I have dark bags under my eyes hair in a messy bun and I look like total shit. I walk out of my room running in to Norma's room to find her laying on her bed reading her book. I lay next to her and slap her book down.

"Emma really" she says glaring at me. "What! Your always reading. I have an idea, let's have girls day! Go to lunch together get our nails done go shopping?!"

She smiles at my and nods and study's my face and starts to frown. "Are you having the dream again?" She says. I nod and look down. "I don't know why I keep having it. I'm ok though I swear. I just wanna get my mind off of things today and have a fun day with you." I smile at her

"Ok honey. Just tell me if you continue to have the dream ok? I don't want you to get stressed like the last time Emma ok? I'm serious. I need to know these things." She's says looking at me straight in the eyes.

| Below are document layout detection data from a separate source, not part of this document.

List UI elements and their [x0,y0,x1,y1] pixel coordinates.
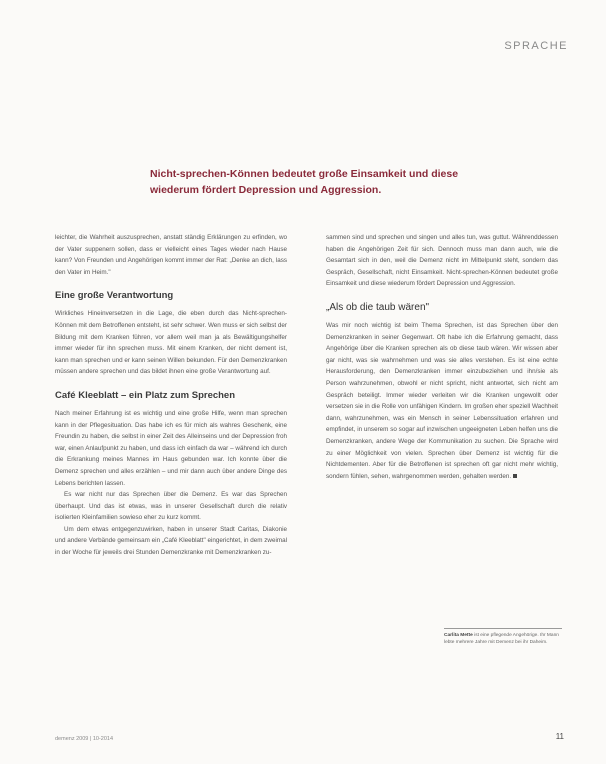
paragraph: Es war nicht nur das Sprechen über die Demenz. Es war das Sprechen überhaupt. Und das ist etwas, was in unserer Gesellschaft durch die relativ isolierten Kleinfamilien sowieso eher zu kurz kommt. [55,491,287,522]
page-number: 11 [555,732,564,741]
paragraph [326,320,558,482]
subheading: „Als ob die taub wären" [326,301,430,313]
right-column [326,232,558,482]
paragraph: Wirkliches Hineinversetzen in die Lage, die eben durch das Nicht-sprechen-Können mit dem Betroffenen entsteht, ist sehr schwer. Wen muss er sich selbst der Bildung mit dem Kranken führen, vor allem weil man ja als Bewältigungshelfer immer wieder für ihn sprechen muss. Mit einem Kranken, der nicht dement ist, kann man sprechen und er kann seinen Willen bekunden. Für den Demenzkranken müssen andere sprechen und das bildet ihnen eine große Verantwortung auf. [55,310,287,376]
paragraph: leichter, die Wahrheit auszusprechen, anstatt ständig Erklärungen zu erfinden, wo der Vater suppenern sollen, dass er vielleicht eines Tages wieder nach Hause kann? Von Freunden und Angehörigen kommt immer der Rat: „Denke an dich, lass den Vater im Heim." [55,234,287,276]
caption-divider [444,628,562,629]
paragraph: Um dem etwas entgegenzuwirken, haben in unserer Stadt Caritas, Diakonie und andere Verbände gemeinsam ein „Café Kleeblatt" eingerichtet, in dem zweimal in der Woche für jeweils drei Stunden Demenzkranke mit Demenzkranken zu- [55,525,287,557]
paragraph: Nach meiner Erfahrung ist es wichtig und eine große Hilfe, wenn man sprechen kann in der Pflegesituation. Das habe ich es für mich als wahres Geschenk, eine Freundin zu haben, die selbst in einer Zeit des Alleinseins und der Depression froh war, einen Anlaufpunkt zu haben, und dass ich einfach da war – während ich durch die Erkrankung meines Mannes im Haus gebunden war. Ich konnte über die Demenz sprechen und alles erzählen – und mir dann auch über andere Dinge des Lebens berichten lassen. [55,409,287,487]
subheading: Café Kleeblatt – ein Platz zum Sprechen [55,389,236,401]
author-name: Carlita Mette [444,633,473,638]
pull-quote: Nicht-sprechen-Können bedeutet große Einsamkeit und diese wiederum fördert Depression und Aggression. [150,168,459,196]
paragraph-text: Was mir noch wichtig ist beim Thema Sprechen, ist das Sprechen über den Demenzkranken in seiner Gegenwart. Oft habe ich die Erfahrung gemacht, dass Angehörige über die Kranken sprechen als ob diese taub wären. Wir wissen aber gar nicht, was sie wahrnehmen und was sie alles verstehen. Es ist eine echte Herausforderung, den Demenzkranken immer einzubeziehen und ihn/sie als Person wahrzunehmen, obwohl er nicht spricht, nicht antwortet, sich nicht am Gespräch beteiligt. Immer wieder verleiten wir die Kranken ungewollt oder versetzen sie in die Rolle von unfähigen Kindern. Im großen eher speziell Wachheit dann, wahrzunehmen, was ein Mensch in seiner Lebenssituation erfahren und empfindet, in unserem so sogar auf inzwischen ungeeigneten Leben helfen uns die Demenzkranken, andere Wege der Kommunikation zu suchen. Die Sprache wird zu einer Möglichkeit von vielen. Sprechen über Demenz ist wichtig für die Nichtdementen. Aber für die Betroffenen ist sprechen oft gar nicht mehr wichtig, sondern fühlen, sehen, wahrgenommen werden, gehalten werden. [326,321,558,480]
end-mark-icon [513,474,517,478]
subheading: Eine große Verantwortung [55,290,174,302]
footer-publication: demenz 2009 | 10-2014 [55,736,113,742]
paragraph: sammen sind und sprechen und singen und alles tun, was guttut. Währenddessen haben die Angehörigen Zeit für sich. Dennoch muss man dann auch, wie die Gesamtart sich in den, weil die Demenz nicht im Mittelpunkt steht, sondern das Gespräch, Gesellschaft, nicht Einsamkeit. Nicht-sprechen-Können bedeutet große Einsamkeit und diese wiederum fördert Depression und Aggression. [326,234,558,288]
section-label: SPRACHE [504,40,568,52]
author-caption [444,632,562,646]
left-column [55,232,287,559]
author-bio: ist eine pflegende Angehörige. Ihr Mann lebte mehrere Jahre mit Demenz bei ihr Daheim. [444,633,559,645]
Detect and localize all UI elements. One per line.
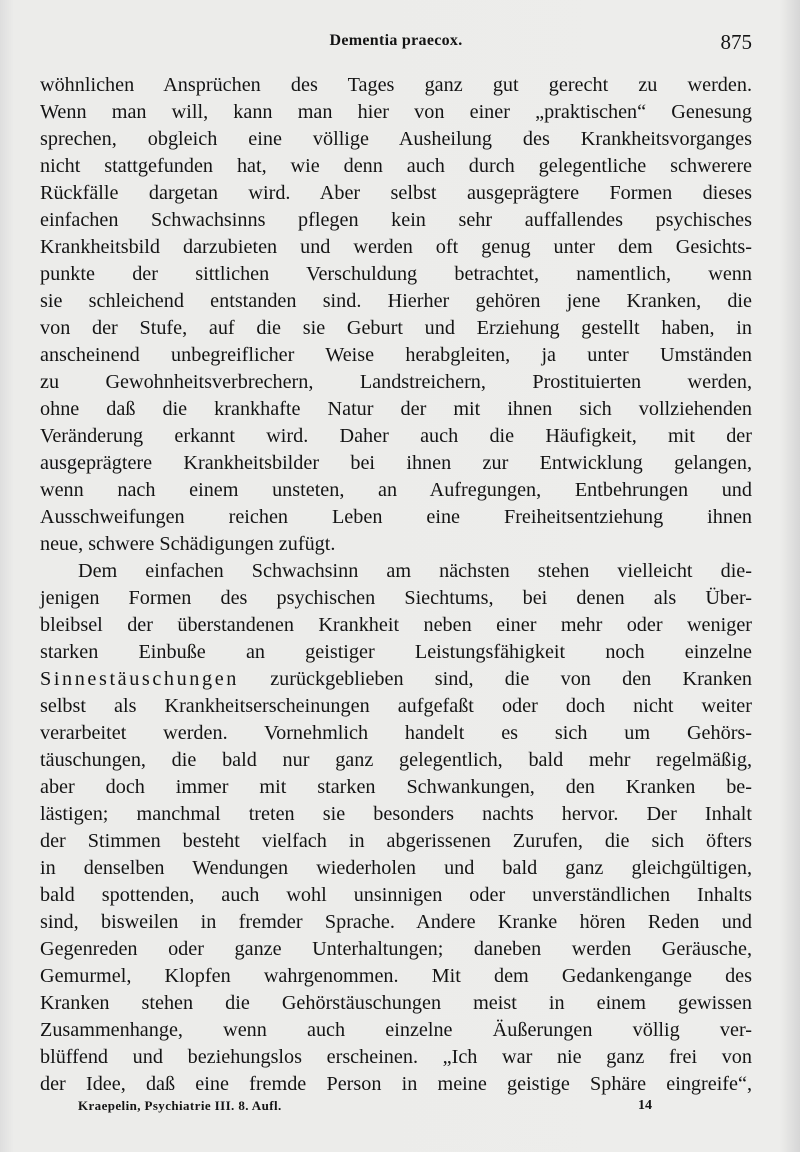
text-line: Ausschweifungen reichen Leben eine Freiheitsentziehung ihnen bbox=[40, 506, 752, 528]
text-line: Gegenreden oder ganze Unterhaltungen; daneben werden Geräusche, bbox=[40, 938, 752, 960]
page-footer bbox=[78, 1098, 698, 1120]
text-line: in denselben Wendungen wiederholen und bald ganz gleichgültigen, bbox=[40, 857, 752, 879]
text-line: blüffend und beziehungslos erscheinen. „Ich war nie ganz frei von bbox=[40, 1046, 752, 1068]
body-text bbox=[40, 72, 752, 1098]
text-line: anscheinend unbegreiflicher Weise herabgleiten, ja unter Umständen bbox=[40, 344, 752, 366]
text-line: Zusammenhange, wenn auch einzelne Äußerungen völlig ver- bbox=[40, 1019, 752, 1041]
text-line: ohne daß die krankhafte Natur der mit ihnen sich vollziehenden bbox=[40, 398, 752, 420]
text-line: der Idee, daß eine fremde Person in meine geistige Sphäre eingreife“, bbox=[40, 1073, 752, 1095]
text-line: sprechen, obgleich eine völlige Ausheilung des Krankheitsvorganges bbox=[40, 128, 752, 150]
text-line: bald spottenden, auch wohl unsinnigen oder unverständlichen Inhalts bbox=[40, 884, 752, 906]
text-line: starken Einbuße an geistiger Leistungsfähigkeit noch einzelne bbox=[40, 641, 752, 663]
text-line: punkte der sittlichen Verschuldung betrachtet, namentlich, wenn bbox=[40, 263, 752, 285]
text-line: zu Gewohnheitsverbrechern, Landstreichern, Prostituierten werden, bbox=[40, 371, 752, 393]
spaced-term: Sinnestäuschungen bbox=[40, 668, 239, 690]
text-line: neue, schwere Schädigungen zufügt. bbox=[40, 533, 336, 555]
text-line: selbst als Krankheitserscheinungen aufgefaßt oder doch nicht weiter bbox=[40, 695, 752, 717]
text-line: lästigen; manchmal treten sie besonders nachts hervor. Der Inhalt bbox=[40, 803, 752, 825]
text-line: einfachen Schwachsinns pflegen kein sehr auffallendes psychisches bbox=[40, 209, 752, 231]
text-line: Dem einfachen Schwachsinn am nächsten stehen vielleicht die- bbox=[78, 560, 752, 582]
text-line: Gemurmel, Klopfen wahrgenommen. Mit dem Gedankengange des bbox=[40, 965, 752, 987]
text-line: verarbeitet werden. Vornehmlich handelt es sich um Gehörs- bbox=[40, 722, 752, 744]
text-line: nicht stattgefunden hat, wie denn auch durch gelegentliche schwerere bbox=[40, 155, 752, 177]
text-line: jenigen Formen des psychischen Siechtums, bei denen als Über- bbox=[40, 587, 752, 609]
text-line: von der Stufe, auf die sie Geburt und Erziehung gestellt haben, in bbox=[40, 317, 752, 339]
text-line: wenn nach einem unsteten, an Aufregungen, Entbehrungen und bbox=[40, 479, 752, 501]
text-line: bleibsel der überstandenen Krankheit neben einer mehr oder weniger bbox=[40, 614, 752, 636]
page-number: 875 bbox=[720, 30, 752, 54]
text-line: Veränderung erkannt wird. Daher auch die Häufigkeit, mit der bbox=[40, 425, 752, 447]
text-line: sie schleichend entstanden sind. Hierher gehören jene Kranken, die bbox=[40, 290, 752, 312]
text-line: sind, bisweilen in fremder Sprache. Andere Kranke hören Reden und bbox=[40, 911, 752, 933]
text-line: wöhnlichen Ansprüchen des Tages ganz gut gerecht zu werden. bbox=[40, 74, 752, 96]
signature-line: Kraepelin, Psychiatrie III. 8. Aufl. bbox=[78, 1098, 282, 1113]
text-line-rest: zurückgeblieben sind, die von den Kranken bbox=[270, 668, 752, 690]
text-line: Rückfälle dargetan wird. Aber selbst ausgeprägtere Formen dieses bbox=[40, 182, 752, 204]
text-line: Kranken stehen die Gehörstäuschungen meist in einem gewissen bbox=[40, 992, 752, 1014]
text-line: ausgeprägtere Krankheitsbilder bei ihnen zur Entwicklung gelangen, bbox=[40, 452, 752, 474]
text-line: täuschungen, die bald nur ganz gelegentlich, bald mehr regelmäßig, bbox=[40, 749, 752, 771]
text-line: aber doch immer mit starken Schwankungen, den Kranken be- bbox=[40, 776, 752, 798]
text-line: der Stimmen besteht vielfach in abgerissenen Zurufen, die sich öfters bbox=[40, 830, 752, 852]
running-title: Dementia praecox. bbox=[329, 32, 463, 49]
page-header bbox=[40, 30, 752, 60]
text-line: Wenn man will, kann man hier von einer „praktischen“ Genesung bbox=[40, 101, 752, 123]
text-line: Krankheitsbild darzubieten und werden oft genug unter dem Gesichts- bbox=[40, 236, 752, 258]
signature-mark: 14 bbox=[638, 1098, 652, 1113]
text-line bbox=[40, 666, 752, 693]
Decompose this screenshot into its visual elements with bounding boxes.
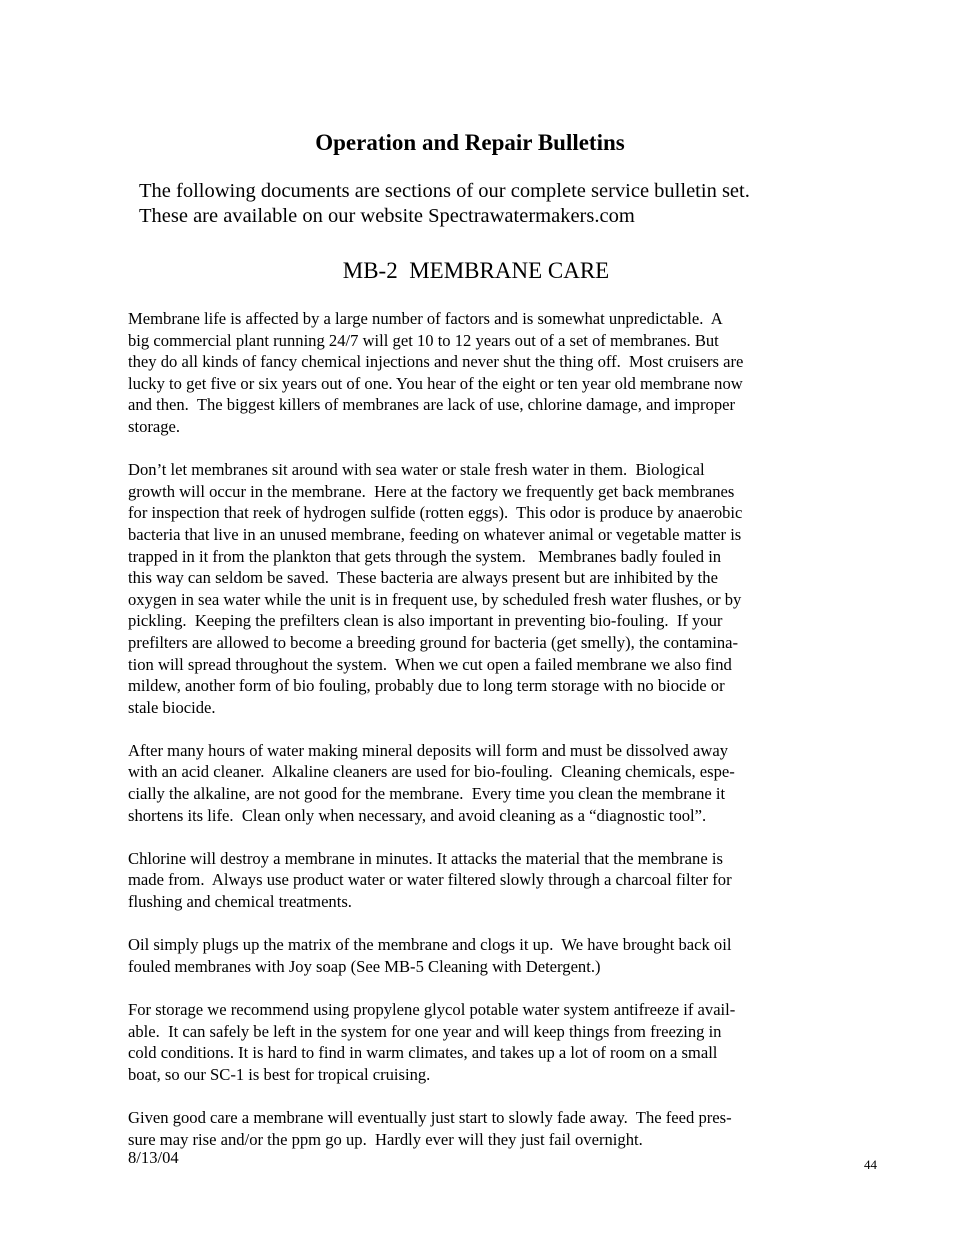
page-title: Operation and Repair Bulletins: [315, 130, 625, 155]
text-line: with an acid cleaner. Alkaline cleaners are used for bio-fouling. Cleaning chemicals, espe-: [128, 762, 735, 782]
intro-line: These are available on our website Spectrawatermakers.com: [139, 205, 635, 227]
text-line: Chlorine will destroy a membrane in minutes. It attacks the material that the membrane is: [128, 848, 723, 868]
text-line: mildew, another form of bio fouling, probably due to long term storage with no biocide or: [128, 676, 725, 696]
paragraph: [128, 459, 838, 718]
text-line: Membrane life is affected by a large number of factors and is somewhat unpredictable. A: [128, 309, 723, 328]
text-line: shortens its life. Clean only when necessary, and avoid cleaning as a “diagnostic tool”.: [128, 805, 707, 825]
text-line: made from. Always use product water or water filtered slowly through a charcoal filter for: [128, 870, 732, 890]
text-line: sure may rise and/or the ppm go up. Hardly ever will they just fail overnight.: [128, 1129, 643, 1149]
text-line: tion will spread throughout the system. When we cut open a failed membrane we also find: [128, 654, 732, 674]
text-line: growth will occur in the membrane. Here at the factory we frequently get back membranes: [128, 481, 735, 501]
paragraph: [128, 999, 838, 1085]
text-line: able. It can safely be left in the system for one year and will keep things from freezing in: [128, 1021, 722, 1041]
text-line: After many hours of water making mineral deposits will form and must be dissolved away: [128, 740, 729, 760]
text-line: lucky to get five or six years out of one. You hear of the eight or ten year old membrane now: [128, 373, 743, 393]
text-line: Given good care a membrane will eventually just start to slowly fade away. The feed pres-: [128, 1107, 732, 1127]
intro-text: [139, 179, 859, 229]
text-line: flushing and chemical treatments.: [128, 892, 352, 912]
text-line: trapped in it from the plankton that gets through the system. Membranes badly fouled in: [128, 546, 722, 566]
footer-date: 8/13/04: [128, 1148, 179, 1167]
text-line: cially the alkaline, are not good for the membrane. Every time you clean the membrane it: [128, 784, 726, 804]
text-line: For storage we recommend using propylene glycol potable water system antifreeze if avail-: [128, 1000, 736, 1019]
section-title: MB-2 MEMBRANE CARE: [342, 258, 610, 283]
text-line: they do all kinds of fancy chemical injections and never shut the thing off. Most cruisers are: [128, 352, 744, 372]
intro-line: The following documents are sections of our complete service bulletin set.: [139, 180, 750, 202]
paragraph: [128, 740, 838, 826]
text-line: prefilters are allowed to become a breeding ground for bacteria (get smelly), the contamina-: [128, 632, 739, 652]
text-line: and then. The biggest killers of membranes are lack of use, chlorine damage, and improper: [128, 395, 736, 415]
paragraph: [128, 848, 838, 913]
text-line: stale biocide.: [128, 697, 216, 717]
text-line: cold conditions. It is hard to find in warm climates, and takes up a lot of room on a small: [128, 1043, 718, 1063]
paragraph: [128, 1107, 838, 1150]
page-number: 44: [864, 1157, 877, 1172]
text-line: storage.: [128, 416, 181, 436]
paragraph: [128, 934, 838, 977]
text-line: oxygen in sea water while the unit is in frequent use, by scheduled fresh water flushes, or by: [128, 589, 742, 609]
text-line: bacteria that live in an unused membrane, feeding on whatever animal or vegetable matter is: [128, 524, 742, 544]
text-line: for inspection that reek of hydrogen sulfide (rotten eggs). This odor is produce by anaerobic: [128, 503, 743, 523]
body-text: [128, 308, 838, 1150]
text-line: fouled membranes with Joy soap (See MB-5 Cleaning with Detergent.): [128, 956, 601, 976]
text-line: Don’t let membranes sit around with sea water or stale fresh water in them. Biological: [128, 460, 705, 480]
text-line: Oil simply plugs up the matrix of the membrane and clogs it up. We have brought back oil: [128, 935, 732, 955]
paragraph: [128, 308, 838, 438]
text-line: pickling. Keeping the prefilters clean is also important in preventing bio-fouling. If your: [128, 611, 723, 631]
text-line: big commercial plant running 24/7 will get 10 to 12 years out of a set of membranes. But: [128, 330, 719, 350]
text-line: boat, so our SC-1 is best for tropical cruising.: [128, 1064, 431, 1084]
text-line: this way can seldom be saved. These bacteria are always present but are inhibited by the: [128, 568, 718, 588]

"I know Norma I'm fine, I'm not stressing out okay?" I sigh and look at her and smile and walk off upstairs into my room. The last time I got stressed out I started skipping class not doing my work and I had a break down a couple days after that.

I was home alone and Norma was our shopping for food. I got home and I just couldn't take it anymore, so I went into the living room
And starting throwing all the pictures of my mom and dad on the floor and stomping on them with my shoes.

I started crying and screaming and kept throwing the photos on the floor until the floor was covered in broken glass. That's all I could remember before everything went black.

I hate even thinking about that day, Norma had called my parents to tell them what happened and they didn't even answer. And I haven't talked to them since. I don't even care anymore they don't care so I don't care.